That's precisely what an instability is about... The Fermi surface of free particles is usually stable. But if you have attractive interaction between the free electrons it becomes instable. Cooper showed that the Fermi surface is unstable when some attractive electron-phonon interaction are present. So in fact the Fermi surface doesn't exist in superconductors.

The strategy is the following: you take a Hamiltonian whose ground state is known [the free electron gas for the Cooper problem, with known Fermi surface]. Then you switch on some interaction [the attractive electron-phonon interaction] and you ask whether the ground state of the two systems -- with or without the interaction -- is the same. In the case of the Cooper problem the two systems have not the same ground state.

It is nevertheless difficult to know how to write the ground state of the interacting system, so you're happy already knowing that the ground state of the interacting system has a lesser energy than the non-interacting one. It simply means that, whenever the attractive interaction is present, the system will favour a ground state which is not a Fermi surface [or a free electron gas in the Cooper problem].

In the Cooper problem, this new ground state is the Cooper fluid, or BCS ground state. Its approximate (= mean-field) form has been postulated by Bardeen, Cooper and Schrieffer a few months after Cooper understood that the Fermi surface is not the ground state of a superconductor.

Historically, the Cooper problem is important, since it clearly demonstrated that the Fermi surface is not always the ground state of interacting fermions. Before Cooper, it was commonly believed that the Fermi surface is a stable object, following some arguments by Luttinger, who showed that the Fermi surface can still be defined even with interaction. Of course, what Luttinger forget was the possibility for phase transition.

First of all, at zero temperature not all of the electrons in the BCS ground sate (GS) form Cooper pairs. One way to think about this is that deep inside the Fermi surface, there is no available states for scattering events, including the phonon-mediated ones, and thus we wouldn't have the effective attraction to form the Cooper pairs.

This can also be seen from the coefficients $u_k$ and $v_k$ in the postulated BCS GS given in the original post. When $k$ is way below the Fermi surface, then $|\xi_k|>>\Delta$, with $\xi_k<0$. In this case, $|u_k|\to 0$ and $v_k\to 1$, i.e. the states far below the Fermi surface are almost fully occupied by electrons created by $c^{\dagger}_{k\uparrow}c^{\dagger}_{-k\downarrow}$. These electrons are created in pairs, but they are NOT Cooper pairs!!! The pair creation operator does not tell us anything regarding whether the pair is a Cooper or just a normal pair. Only when it is close to the Fermi surface, and thus possible to have phonon-mediated scattering, is the Cooper pair creation possible.

In summary, the BCS GS looks like the following: deep down inside the Fermi surface, it's just normal electrons.
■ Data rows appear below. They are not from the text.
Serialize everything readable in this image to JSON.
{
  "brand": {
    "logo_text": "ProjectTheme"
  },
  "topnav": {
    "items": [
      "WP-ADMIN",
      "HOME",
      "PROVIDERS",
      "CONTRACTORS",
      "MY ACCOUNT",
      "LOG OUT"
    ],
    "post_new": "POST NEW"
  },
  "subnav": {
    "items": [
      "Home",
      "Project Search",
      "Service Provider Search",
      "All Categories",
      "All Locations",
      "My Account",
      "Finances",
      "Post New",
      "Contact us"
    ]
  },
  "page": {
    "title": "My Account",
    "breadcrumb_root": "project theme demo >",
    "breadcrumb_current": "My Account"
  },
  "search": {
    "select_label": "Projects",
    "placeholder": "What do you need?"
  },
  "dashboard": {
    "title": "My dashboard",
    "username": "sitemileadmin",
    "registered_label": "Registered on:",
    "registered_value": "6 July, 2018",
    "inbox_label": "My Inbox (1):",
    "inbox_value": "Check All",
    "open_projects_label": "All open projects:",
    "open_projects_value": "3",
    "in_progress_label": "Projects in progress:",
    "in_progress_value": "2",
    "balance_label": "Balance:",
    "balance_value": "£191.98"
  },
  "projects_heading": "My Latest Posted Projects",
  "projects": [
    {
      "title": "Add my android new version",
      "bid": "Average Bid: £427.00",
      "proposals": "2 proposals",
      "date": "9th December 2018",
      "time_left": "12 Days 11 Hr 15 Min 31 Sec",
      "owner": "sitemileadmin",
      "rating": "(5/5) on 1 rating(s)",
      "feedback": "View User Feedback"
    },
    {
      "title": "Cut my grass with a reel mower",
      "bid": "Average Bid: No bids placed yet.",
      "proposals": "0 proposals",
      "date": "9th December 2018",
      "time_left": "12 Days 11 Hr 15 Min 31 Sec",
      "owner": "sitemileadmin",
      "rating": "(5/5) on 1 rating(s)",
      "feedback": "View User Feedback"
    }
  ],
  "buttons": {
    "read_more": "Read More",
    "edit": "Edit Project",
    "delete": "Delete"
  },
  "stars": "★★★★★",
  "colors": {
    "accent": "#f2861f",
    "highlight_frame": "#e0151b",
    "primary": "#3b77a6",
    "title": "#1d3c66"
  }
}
Close to the Fermi surface, it's mostly a superposition $\left(u_k+v_kc^{\dagger}_{k\uparrow}c^{\dagger}_{-k\downarrow}\right)|0\rangle$ of empty state, with amplitude $u_k$, and occupied Cooper pairs, with amplitude $v_k$.

EDIT:

After I submitted the above answer, I realized that I missed out the other part of your question, which is about the excitations of the BCS GS and here it goes:

You mentioned that "the excitations of the BCS state must be created or destroyed in pairs". This is not correct. The excitations of the BCS GS are fundamentally different from Cooper pairs or the normal electrons. Instead, it is the quasi-particle created by
$$\gamma^{\dagger}_{p\uparrow}=u^*_pc^{\dagger}_{p\uparrow}-v^*_pc_{-p\downarrow}$$
Not surprisingly, this is just the Bogolyubov transformation used to diagonalize the BCS mean field hamiltonian and this why it is the legitimate excitations of the GS. The corresponding eigenvalue is exactly
$$E_k=\sqrt{\xi_k^2+\Delta^2}$$
This is where the gap $\Delta$ to the BCS excitation comes from. This kind of excitation is slightly less intuitive compared to objects like single electrons or Cooper pairs. It has spin-1/2, but it doesn't carry well-defined charge, whereas a Cooper pair has spin 0 and charge $2e$.
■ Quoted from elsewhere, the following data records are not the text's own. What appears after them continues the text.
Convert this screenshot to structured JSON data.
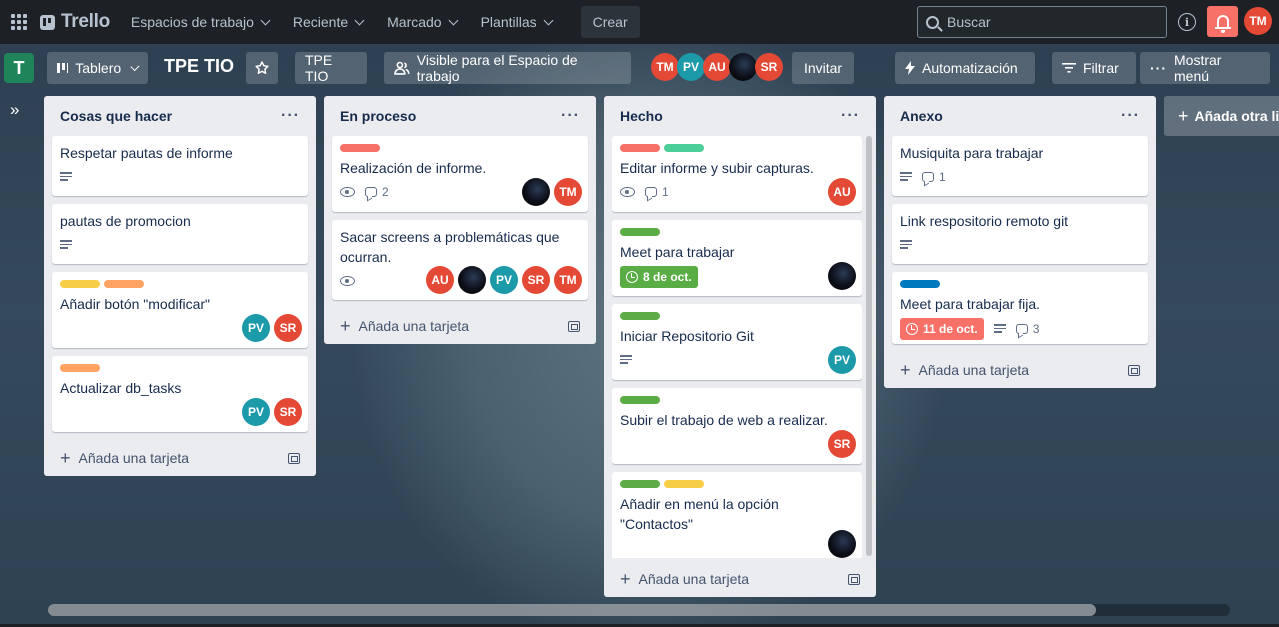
{
  "topbar": {
    "app_name": "Trello",
    "nav": [
      {
        "label": "Espacios de trabajo"
      },
      {
        "label": "Reciente"
      },
      {
        "label": "Marcado"
      },
      {
        "label": "Plantillas"
      }
    ],
    "create_label": "Crear",
    "search_placeholder": "Buscar",
    "user_initials": "TM"
  },
  "board": {
    "workspace_initial": "T",
    "view_label": "Tablero",
    "title": "TPE TIO",
    "workspace_label": "TPE TIO",
    "visibility_label": "Visible para el Espacio de trabajo",
    "members": [
      "TM",
      "PV",
      "AU",
      "",
      "SR"
    ],
    "invite_label": "Invitar",
    "automation_label": "Automatización",
    "filter_label": "Filtrar",
    "menu_label": "Mostrar menú",
    "add_list_label": "Añada otra lis"
  },
  "colors": {
    "label_red": "#f87168",
    "label_green": "#4bce97",
    "label_dark_green": "#5aac44",
    "label_yellow": "#f5cd47",
    "label_orange": "#fea362",
    "label_blue": "#0079bf",
    "avatar_red": "#e34935",
    "avatar_teal": "#1d9aaa",
    "due_green": "#5aac44",
    "due_red": "#f87168",
    "topbar_bg": "#1d2125"
  },
  "lists": [
    {
      "title": "Cosas que hacer",
      "add_label": "Añada una tarjeta",
      "cards": [
        {
          "title": "Respetar pautas de informe"
        },
        {
          "title": "pautas de promocion"
        },
        {
          "title": "Añadir botón \"modificar\"",
          "members": [
            "PV",
            "SR"
          ]
        },
        {
          "title": "Actualizar db_tasks",
          "members": [
            "PV",
            "SR"
          ]
        }
      ]
    },
    {
      "title": "En proceso",
      "add_label": "Añada una tarjeta",
      "cards": [
        {
          "title": "Realización de informe.",
          "comments": "2",
          "members": [
            "",
            "TM"
          ]
        },
        {
          "title": "Sacar screens a problemáticas que ocurran.",
          "members": [
            "AU",
            "",
            "PV",
            "SR",
            "TM"
          ]
        }
      ]
    },
    {
      "title": "Hecho",
      "add_label": "Añada una tarjeta",
      "cards": [
        {
          "title": "Editar informe y subir capturas.",
          "comments": "1",
          "members": [
            "AU"
          ]
        },
        {
          "title": "Meet para trabajar",
          "due": "8 de oct.",
          "members": [
            ""
          ]
        },
        {
          "title": "Iniciar Repositorio Git",
          "members": [
            "PV"
          ]
        },
        {
          "title": "Subir el trabajo de web a realizar.",
          "members": [
            "SR"
          ]
        },
        {
          "title": "Añadir en menú la opción \"Contactos\"",
          "members": [
            ""
          ]
        }
      ]
    },
    {
      "title": "Anexo",
      "add_label": "Añada una tarjeta",
      "cards": [
        {
          "title": "Musiquita para trabajar",
          "comments": "1"
        },
        {
          "title": "Link respositorio remoto git"
        },
        {
          "title": "Meet para trabajar fija.",
          "due": "11 de oct.",
          "comments": "3"
        }
      ]
    }
  ]
}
Also, You can easily check that
$$\gamma_{p\uparrow}|BCS\rangle=\gamma_{-p\downarrow}|BCS\rangle=0$$
which makes perfect sense since the annihilation operator for the excitation annihilates the GS.

## Best Answer

The original Cooper instability as treated by Cooper in his seminal paper is indeed an approximation for only two electrons on top of the Fermi sea. Nevertheless, you can make the notion precise for the whole gas using mean-field approximation and renormalisation procedure.

The Cooper pairs form only in the vicinity of the Fermi level. Then this region is depopulated and the BCS condensate is gapped (picturesquely said). In the BCS mechanism, when the attractive interaction is driven by the phonon field, it seems consistent to use the Debye energy $\hbar \omega_{D}$ as a cut-off for your theory, since this is the characteristic energy of the phonons.

The remaining of the Fermi sea, as for the transport in normal metals, do not participate in the superconducting mechanism, except they define the Fermi energy of course. This role is important, the electrons deep inside the Fermi sea are not properly speaking superconducting.

The BCS ground state is variational exact for a point-contact interaction between the electrons in the range of energy given by (twice) the Debye energy, as it is discussed in the original BCS paper. See also Bogoliubov's treatment of superconductivity (far more complicated though).

I do not detail more the answer, since you can find more precise answers in any textbook on superconductivity: Tinkham is a really popular one. The variational exactness of the BCS Ansatz is treated in great details in deGennes. Both books called

superconductivitysomething...